17CSG WHY DO PRIMARY CARE PHYSICIANS FAVOR DIFFERENT COLORECTAL CANCER SCREENING STRATEGIES?

Sunday, October 19, 2008
Columbus A-C (Hyatt Regency Penns Landing)
James G. Dolan, MD1, Jeroan Allison, MD2, Emily Boohaker, MD2 and Thomas F. Imperiale, MD3, (1)Unity Health System & the University of Rochester, Rochester, NY, (2)University of Alabama at Birmingham, Birmingham, AL, (3)Indiana University School of Medicine, Indianapolis, IN
Purpose: Implementation of current colorectal cancer screening involves a choice among several recommended screening options. We evaluated multi-criteria analyses performed by 41 primary care physicians to determine why the results favored different screening strategies.

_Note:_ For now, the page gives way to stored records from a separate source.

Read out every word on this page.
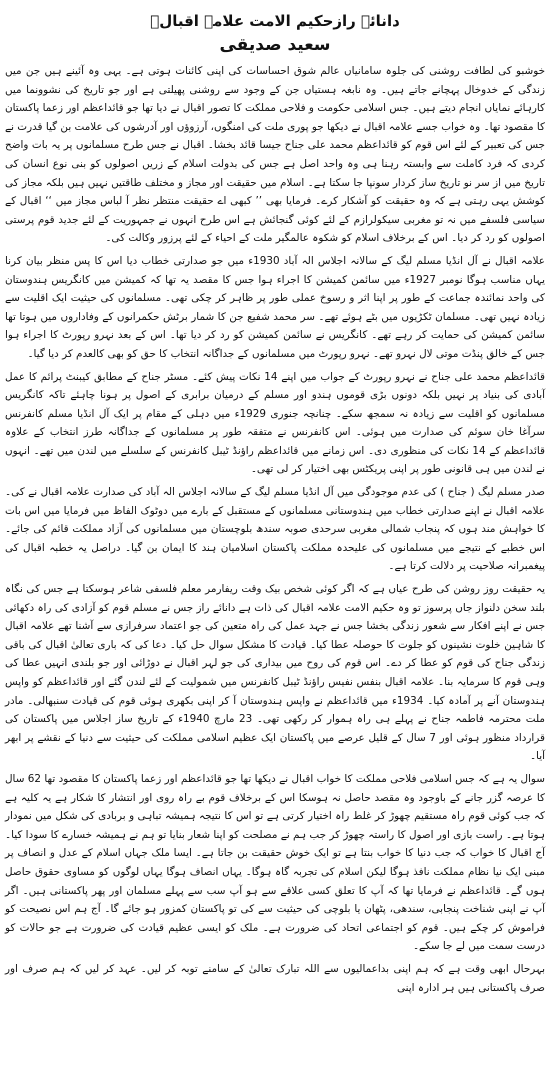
دانائے رازحکیم الامت علامہ اقبالؒ
سعید صدیقی

خوشبو کی لطافت روشنی کی جلوہ سامانیاں عالم شوق احساسات کی اپنی کائنات ہوتی ہے۔ یہی وہ آئینے ہیں جن میں زندگی کے خدوخال پہچانے جاتے ہیں۔ وہ نابغہ ہستیاں جن کے وجود سے روشنی پھیلتی ہے اور جو تاریخ کی نشوونما میں کارہائے نمایاں انجام دیتے ہیں۔ جس اسلامی حکومت و فلاحی مملکت کا تصور اقبال نے دیا تھا جو قائداعظم اور زعما پاکستان کا مقصود تھا۔ وہ خواب جسے علامہ اقبال نے دیکھا جو پوری ملت کی امنگوں، آرزوؤں اور آدرشوں کی علامت بن گیا قدرت نے جس کی تعبیر کے لئے اس قوم کو قائداعظم محمد علی جناح جیسا قائد بخشا۔ اقبال نے جس طرح مسلمانوں پر یہ بات واضح کردی کہ فرد کاملت سے وابستہ رہنا ہی وہ واحد اصل ہے جس کی بدولت اسلام کے زریں اصولوں کو بنی نوع انسان کی تاریخ میں از سر نو تاریخ ساز کردار سونپا جا سکتا ہے۔ اسلام میں حقیقت اور مجاز و مختلف طاقتیں نہیں ہیں بلکہ مجاز کی کوشش یہی رہتی ہے کہ وہ حقیقت کو آشکار کرے۔ فرمایا بھی ’’ کبھی اے حقیقت منتظر نظر آ لباس مجاز میں ‘‘ اقبال کے سیاسی فلسفے میں نہ تو مغربی سیکولرازم کے لئے کوئی گنجائش ہے اس طرح انہوں نے جمہوریت کے لئے جدید قوم پرستی اصولوں کو رد کر دیا۔ اس کے برخلاف اسلام کو شکوہ عالمگیر ملت کے احیاء کے لئے پرزور وکالت کی۔

علامہ اقبال نے آل انڈیا مسلم لیگ کے سالانہ اجلاس الہ آباد 1930ء میں جو صدارتی خطاب دیا اس کا پس منظر بیان کرنا یہاں مناسب ہوگا نومبر 1927ء میں سائمن کمیشن کا اجراء ہوا جس کا مقصد یہ تھا کہ کمیشن میں کانگریس ہندوستان کی واحد نمائندہ جماعت کے طور پر اپنا اثر و رسوخ عملی طور پر ظاہر کر چکی تھی۔ مسلمانوں کی حیثیت ایک اقلیت سے زیادہ نہیں تھی۔ مسلمان ٹکڑیوں میں بٹے ہوئے تھے۔ سر محمد شفیع جن کا شمار برٹش حکمرانوں کے وفاداروں میں ہوتا تھا سائمن کمیشن کی حمایت کر رہے تھے۔ کانگریس نے سائمن کمیشن کو رد کر دیا تھا۔ اس کے بعد نہرو رپورٹ کا اجراء ہوا جس کے خالق پنڈت موتی لال نہرو تھے۔ نہرو رپورٹ میں مسلمانوں کے جداگانہ انتخاب کا حق کو بھی کالعدم کر دیا گیا۔

قائداعظم محمد علی جناح نے نہرو رپورٹ کے جواب میں اپنے 14 نکات پیش کئے۔ مسٹر جناح کے مطابق کیبنٹ پرائم کا عمل آبادی کی بنیاد پر نہیں بلکہ دونوں بڑی قوموں ہندو اور مسلم کے درمیان برابری کے اصول پر ہونا چاہئے تاکہ کانگریس مسلمانوں کو اقلیت سے زیادہ نہ سمجھ سکے۔ چنانچہ جنوری 1929ء میں دہلی کے مقام پر ایک آل انڈیا مسلم کانفرنس سرآغا خان سوئم کی صدارت میں ہوئی۔ اس کانفرنس نے متفقہ طور پر مسلمانوں کے جداگانہ طرز انتخاب کے علاوہ قائداعظم کے 14 نکات کی منظوری دی۔ اس زمانے میں قائداعظم راؤنڈ ٹیبل کانفرنس کے سلسلے میں لندن میں تھے۔ انہوں نے لندن میں ہی قانونی طور پر اپنی پریکٹس بھی اختیار کر لی تھی۔

صدر مسلم لیگ ( جناح ) کی عدم موجودگی میں آل انڈیا مسلم لیگ کے سالانہ اجلاس الہ آباد کی صدارت علامہ اقبال نے کی۔ علامہ اقبال نے اپنے صدارتی خطاب میں ہندوستانی مسلمانوں کے مستقبل کے بارے میں دوٹوک الفاظ میں فرمایا میں اس بات کا خواہش مند ہوں کہ پنجاب شمالی مغربی سرحدی صوبہ سندھ بلوچستان میں مسلمانوں کی آزاد مملکت قائم کی جائے۔ اس خطبے کے نتیجے میں مسلمانوں کی علیحدہ مملکت پاکستان اسلامیان ہند کا ایمان بن گیا۔ دراصل یہ خطبہ اقبال کی پیغمبرانہ صلاحیت پر دلالت کرتا ہے۔

یہ حقیقت روز روشن کی طرح عیاں ہے کہ اگر کوئی شخص بیک وقت ریفارمر معلم فلسفی شاعر ہوسکتا ہے جس کی نگاہ بلند سخن دلنواز جاں پرسوز تو وہ حکیم الامت علامہ اقبال کی ذات ہے دانائے راز جس نے مسلم قوم کو آزادی کی راہ دکھائی جس نے اپنے افکار سے شعور زندگی بخشا جس نے جہد عمل کی راہ متعین کی جو اعتماد سرفرازی سے آشنا تھے علامہ اقبال کا شاہین خلوت نشینوں کو جلوت کا حوصلہ عطا کیا۔ قیادت کا مشکل سوال حل کیا۔ دعا کی کہ باری تعالیٰ اقبال کی باقی زندگی جناح کی قوم کو عطا کر دے۔ اس قوم کی روح میں بیداری کی جو لہر اقبال نے دوڑائی اور جو بلندی انہیں عطا کی وہی قوم کا سرمایہ بنا۔ علامہ اقبال بنفس نفیس راؤنڈ ٹیبل کانفرنس میں شمولیت کے لئے لندن گئے اور قائداعظم کو واپس ہندوستان آنے پر آمادہ کیا۔ 1934ء میں قائداعظم نے واپس ہندوستان آ کر اپنی بکھری ہوئی قوم کی قیادت سنبھالی۔ مادر ملت محترمہ فاطمہ جناح نے پہلے ہی راہ ہموار کر رکھی تھی۔ 23 مارچ 1940ء کے تاریخ ساز اجلاس میں پاکستان کی قرارداد منظور ہوئی اور 7 سال کے قلیل عرصے میں پاکستان ایک عظیم اسلامی مملکت کی حیثیت سے دنیا کے نقشے پر ابھر آیا۔

سوال یہ ہے کہ جس اسلامی فلاحی مملکت کا خواب اقبال نے دیکھا تھا جو قائداعظم اور زعما پاکستان کا مقصود تھا 62 سال کا عرصہ گزر جانے کے باوجود وہ مقصد حاصل نہ ہوسکا اس کے برخلاف قوم بے راہ روی اور انتشار کا شکار ہے یہ کلیہ ہے کہ جب کوئی قوم راہ مستقیم چھوڑ کر غلط راہ اختیار کرتی ہے تو اس کا نتیجہ ہمیشہ تباہی و بربادی کی شکل میں نمودار ہوتا ہے۔ راست بازی اور اصول کا راستہ چھوڑ کر جب ہم نے مصلحت کو اپنا شعار بنایا تو ہم نے ہمیشہ خسارے کا سودا کیا۔ آج اقبال کا خواب کہ جب دنیا کا خواب بنتا ہے تو ایک خوش حقیقت بن جاتا ہے۔ ایسا ملک جہاں اسلام کے عدل و انصاف پر مبنی ایک نیا نظام مملکت نافذ ہوگا لیکن اسلام کی تجربہ گاہ ہوگا۔ یہاں انصاف ہوگا یہاں لوگوں کو مساوی حقوق حاصل ہوں گے۔ قائداعظم نے فرمایا تھا کہ آپ کا تعلق کسی علاقے سے ہو آپ سب سے پہلے مسلمان اور پھر پاکستانی ہیں۔ اگر آپ نے اپنی شناخت پنجابی، سندھی، پٹھان یا بلوچی کی حیثیت سے کی تو پاکستان کمزور ہو جائے گا۔ آج ہم اس نصیحت کو فراموش کر چکے ہیں۔ قوم کو اجتماعی اتحاد کی ضرورت ہے۔ ملک کو ایسی عظیم قیادت کی ضرورت ہے جو حالات کو درست سمت میں لے جا سکے۔

بہرحال ابھی وقت ہے کہ ہم اپنی بداعمالیوں سے اللہ تبارک تعالیٰ کے سامنے توبہ کر لیں۔ عہد کر لیں کہ ہم صرف اور صرف پاکستانی ہیں ہر ادارہ اپنی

Methods: After a brief review of current guidelines, the physicians completed a multi-criteria analysis comparing recommended colorectal cancer screening options using the Analytic Hierarchy Process (AHP).  The criteria included effectiveness in preventing cancer, risk of serious screening-related side effects (perforation and major bleeding), false positive rates, screening frequency, screening test preparation, and the nature of the screening test. The analysis assumed regular screening through age 80 using the same strategy. Age-specific data or descriptions for each currently recommended screening option were presented in a blinded fashion except for the descriptions of the procedures. We assessed the reliability of the AHP results using the consistency ratio, which measures the internal consistency of judgments made during the analysis.
Results: The mean age of the study physicians was 44.7 years; 63% were male. Colonoscopy (CS) every 10 years was the AHP-best strategy for 32 (78%) physicians, and flexible sigmoidoscopy every 5 years (FLEXSIG) was the AHP-best strategy for 7 (17%). Two physicians were excluded from further analysis due to a tie between these 2 strategies. There were no differences between the groups in the priorities assigned to the decision criteria or consistency of judgments. They differed in their interpretations of the clinical significance of variations in test performance and characteristics. Physicians in the FLEXSIG group favored shorter versus longer screening frequencies and assigned lower scores to screening every 10 years (0.12 vs. 0.43, p < 0.001) and higher scores to annual screening (0.32 vs 0.14, p = 0.011). Despite using the same outcome estimate, they also judged flexible sigmoidoscopy relatively more effective in preventing cancer: 0.03 vs 0.019, p = 0.008. There were also statistically significant differences between the groups, all with p values < 0.001, in their judgments of several other screening options regarding effectiveness in cancer prevention, risk of serious screening side effects, and risk of false positives.
Conclusion: Physicians' interpretations of clinical information can vary enough to affect decisions regarding colorectal cancer screening. If confirmed, this finding suggests that subjective clinical judgments, as well as decision priorities, can account for clinical practice variations.